By Peter Nurse
Investing.com - The dollar edged higher Tuesday, but remained near recent lows after last week’s frail jobs report, while attention turns to a number of central bank meetings during the week.
At 2:55 AM ET (0755 GMT), the Dollar Index, which tracks the greenback against a basket of six other currencies, gained 0.2% to 92.215, rebounding a touch after falling to a one-month low of 91.941 on Friday.
USD/JPY rose 0.1% to 109.92, EUR/USD fell 0.1% to 1.1865, just off last week’s high of 1.1909, while GBP/USD dropped 0.1% to 1.3824, after British house price growth slowed to 7.1% in August from 7.6% in July, the weakest reading in five months, according to mortgage lender Halifax. Prices still rose a surprisingly strong 0.7% on the month.
Monday’s U.S. holiday limited activity in the foreign exchange markets, after the latest U.S. jobs report disappointed, suggesting the U.S. Federal Reserve is likely to delay any dialing down of monetary stimulus until November at least.
The “chances of the Fed announcing tapering at the September 22nd meeting seem to be dwindling,” analysts at ING said, in a note, after only 235,000 payrolls were added in August, with a resurgence in Covid-19 infections hurting the hospitality sector, in particular.
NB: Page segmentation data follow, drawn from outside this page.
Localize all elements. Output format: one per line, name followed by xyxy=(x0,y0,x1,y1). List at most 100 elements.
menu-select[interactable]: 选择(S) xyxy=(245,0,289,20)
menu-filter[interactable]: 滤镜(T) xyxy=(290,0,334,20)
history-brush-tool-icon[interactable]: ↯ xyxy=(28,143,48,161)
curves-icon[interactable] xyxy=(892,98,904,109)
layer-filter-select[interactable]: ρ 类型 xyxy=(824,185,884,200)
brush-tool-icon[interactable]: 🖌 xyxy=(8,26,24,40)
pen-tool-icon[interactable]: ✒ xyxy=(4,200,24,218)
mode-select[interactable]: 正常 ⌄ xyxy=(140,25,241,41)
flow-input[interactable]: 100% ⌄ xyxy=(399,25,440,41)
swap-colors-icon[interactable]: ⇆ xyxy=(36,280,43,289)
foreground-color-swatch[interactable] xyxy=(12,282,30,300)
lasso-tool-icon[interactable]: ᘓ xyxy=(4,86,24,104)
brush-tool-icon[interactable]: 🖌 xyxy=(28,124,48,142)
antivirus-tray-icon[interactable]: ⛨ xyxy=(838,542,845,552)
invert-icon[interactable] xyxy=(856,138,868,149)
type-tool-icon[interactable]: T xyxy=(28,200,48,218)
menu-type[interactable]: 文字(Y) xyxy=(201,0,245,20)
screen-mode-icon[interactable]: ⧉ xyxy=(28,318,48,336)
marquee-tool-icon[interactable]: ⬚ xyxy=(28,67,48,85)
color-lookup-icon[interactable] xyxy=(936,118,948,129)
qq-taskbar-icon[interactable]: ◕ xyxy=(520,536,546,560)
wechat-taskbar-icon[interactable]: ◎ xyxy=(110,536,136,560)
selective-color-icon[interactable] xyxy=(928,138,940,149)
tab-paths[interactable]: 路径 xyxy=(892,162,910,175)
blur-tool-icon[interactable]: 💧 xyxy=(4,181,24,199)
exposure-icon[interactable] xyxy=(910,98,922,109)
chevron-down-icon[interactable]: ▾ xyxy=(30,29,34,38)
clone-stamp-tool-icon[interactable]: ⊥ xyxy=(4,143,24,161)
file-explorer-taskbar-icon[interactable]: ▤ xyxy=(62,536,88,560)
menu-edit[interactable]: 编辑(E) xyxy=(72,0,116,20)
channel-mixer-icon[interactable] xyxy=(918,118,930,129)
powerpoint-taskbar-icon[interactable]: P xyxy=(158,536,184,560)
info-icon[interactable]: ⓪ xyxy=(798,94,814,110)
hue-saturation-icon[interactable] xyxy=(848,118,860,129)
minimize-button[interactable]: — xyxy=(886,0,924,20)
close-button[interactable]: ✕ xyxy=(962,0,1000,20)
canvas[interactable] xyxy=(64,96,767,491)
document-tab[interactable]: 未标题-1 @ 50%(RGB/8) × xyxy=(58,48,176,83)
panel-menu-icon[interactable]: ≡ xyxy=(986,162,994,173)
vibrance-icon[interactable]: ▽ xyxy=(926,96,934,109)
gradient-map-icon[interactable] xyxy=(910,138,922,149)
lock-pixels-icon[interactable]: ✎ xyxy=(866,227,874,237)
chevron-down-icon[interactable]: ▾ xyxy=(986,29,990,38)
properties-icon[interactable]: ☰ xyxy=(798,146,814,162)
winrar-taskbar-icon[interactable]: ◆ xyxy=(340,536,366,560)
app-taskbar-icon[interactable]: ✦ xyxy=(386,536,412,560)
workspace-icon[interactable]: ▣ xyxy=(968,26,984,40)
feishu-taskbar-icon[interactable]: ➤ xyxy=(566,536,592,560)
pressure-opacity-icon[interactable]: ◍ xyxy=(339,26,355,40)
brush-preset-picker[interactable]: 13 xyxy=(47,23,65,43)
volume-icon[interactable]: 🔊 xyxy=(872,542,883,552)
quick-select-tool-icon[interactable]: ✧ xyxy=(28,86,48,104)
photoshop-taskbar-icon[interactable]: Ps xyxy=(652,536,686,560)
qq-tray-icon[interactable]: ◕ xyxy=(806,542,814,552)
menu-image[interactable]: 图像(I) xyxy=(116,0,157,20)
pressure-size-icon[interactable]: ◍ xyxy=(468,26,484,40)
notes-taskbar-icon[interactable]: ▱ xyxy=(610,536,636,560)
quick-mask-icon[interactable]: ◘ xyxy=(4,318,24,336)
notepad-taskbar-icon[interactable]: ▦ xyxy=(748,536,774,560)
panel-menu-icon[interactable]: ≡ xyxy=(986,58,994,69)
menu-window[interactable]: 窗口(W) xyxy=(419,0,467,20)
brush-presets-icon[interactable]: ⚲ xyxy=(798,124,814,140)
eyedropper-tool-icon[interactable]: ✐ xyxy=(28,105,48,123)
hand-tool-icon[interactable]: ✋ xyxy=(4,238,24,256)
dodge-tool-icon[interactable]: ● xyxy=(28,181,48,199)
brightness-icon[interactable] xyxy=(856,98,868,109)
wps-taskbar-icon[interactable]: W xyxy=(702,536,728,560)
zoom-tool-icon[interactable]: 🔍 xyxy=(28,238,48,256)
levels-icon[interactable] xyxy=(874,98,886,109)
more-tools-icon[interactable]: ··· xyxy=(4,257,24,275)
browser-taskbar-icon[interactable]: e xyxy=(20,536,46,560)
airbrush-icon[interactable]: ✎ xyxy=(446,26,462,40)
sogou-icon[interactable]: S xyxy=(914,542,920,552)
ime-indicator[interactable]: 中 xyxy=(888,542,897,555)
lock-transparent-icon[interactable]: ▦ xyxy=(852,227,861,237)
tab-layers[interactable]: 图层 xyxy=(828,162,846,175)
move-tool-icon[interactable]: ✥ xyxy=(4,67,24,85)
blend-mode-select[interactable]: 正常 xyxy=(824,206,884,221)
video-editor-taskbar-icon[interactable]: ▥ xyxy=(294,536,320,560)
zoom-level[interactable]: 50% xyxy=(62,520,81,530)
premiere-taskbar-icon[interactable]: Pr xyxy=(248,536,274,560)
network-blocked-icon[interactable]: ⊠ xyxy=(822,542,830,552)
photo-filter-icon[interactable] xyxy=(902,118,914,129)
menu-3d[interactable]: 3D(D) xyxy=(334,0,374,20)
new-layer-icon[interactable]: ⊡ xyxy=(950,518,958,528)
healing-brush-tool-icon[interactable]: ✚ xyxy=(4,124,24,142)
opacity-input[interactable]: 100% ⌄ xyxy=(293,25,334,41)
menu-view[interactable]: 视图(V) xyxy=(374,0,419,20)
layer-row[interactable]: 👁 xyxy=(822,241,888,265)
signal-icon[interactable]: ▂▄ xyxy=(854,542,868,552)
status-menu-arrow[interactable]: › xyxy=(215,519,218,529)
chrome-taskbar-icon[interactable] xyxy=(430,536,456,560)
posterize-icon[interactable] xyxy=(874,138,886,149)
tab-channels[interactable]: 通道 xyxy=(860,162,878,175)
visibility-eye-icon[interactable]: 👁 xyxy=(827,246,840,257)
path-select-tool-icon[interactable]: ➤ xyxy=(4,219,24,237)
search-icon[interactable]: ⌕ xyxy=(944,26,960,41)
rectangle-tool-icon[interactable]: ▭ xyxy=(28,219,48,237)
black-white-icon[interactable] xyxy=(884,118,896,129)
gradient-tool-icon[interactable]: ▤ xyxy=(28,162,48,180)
Still, with the jobs report now out of the way, the focus is now on policy decisions outside the U.S.
AUD/USD dropped 0.3% to 0.7416, falling from the recent high of 0.7477, after the Reserve Bank of Australia pushed ahead with a cautious reduction of its bond-buying program, although it extended the length of time it will exist.
The central bank said earlier Tuesday that it will purchase government bonds at a pace of A$4 billion ($3 billion) a week, down from A$5 billion previously. However, it will do this until at least mid-February, after originally planning to review the program in mid-November.
Next is the Bank of Canada, which will make its policy decisions on Wednesday. The Canadian dollar remains near its highest level in about three weeks, supported by belief that it will be reluctant to put off tightening policy despite the wave of Delta-variant Covid-19.
Poland’s central bank is also due to meet on Wednesday, amid rising expectations for interest-rate increases. Inflation recently hit 5%, equaling its highest level in two decades.
The European Central Bank’s policy decision on Thursday will probably be the week’s highlight, with hawkish members becoming more vocal about the gradual scaling back of the central bank’s monetary stimulus. The ECB had increased its pace of bond-buying earlier in the year to stop Eurozone long-term rates being pulled higher by U.S. ones.
The debate within the ECB is likely to become more vocal after euro area inflation surged to a 10-year high at 3% last week, but it's not clear tthat there is a majority in the governing council for reducing purchases now.
Finally, on Friday, Russia’s central bank meets just a couple of weeks after annual inflation hit a five-year high. It raised its benchmark policy rate by 100 bps to 6.5% at its July meeting, and is expected to hike again.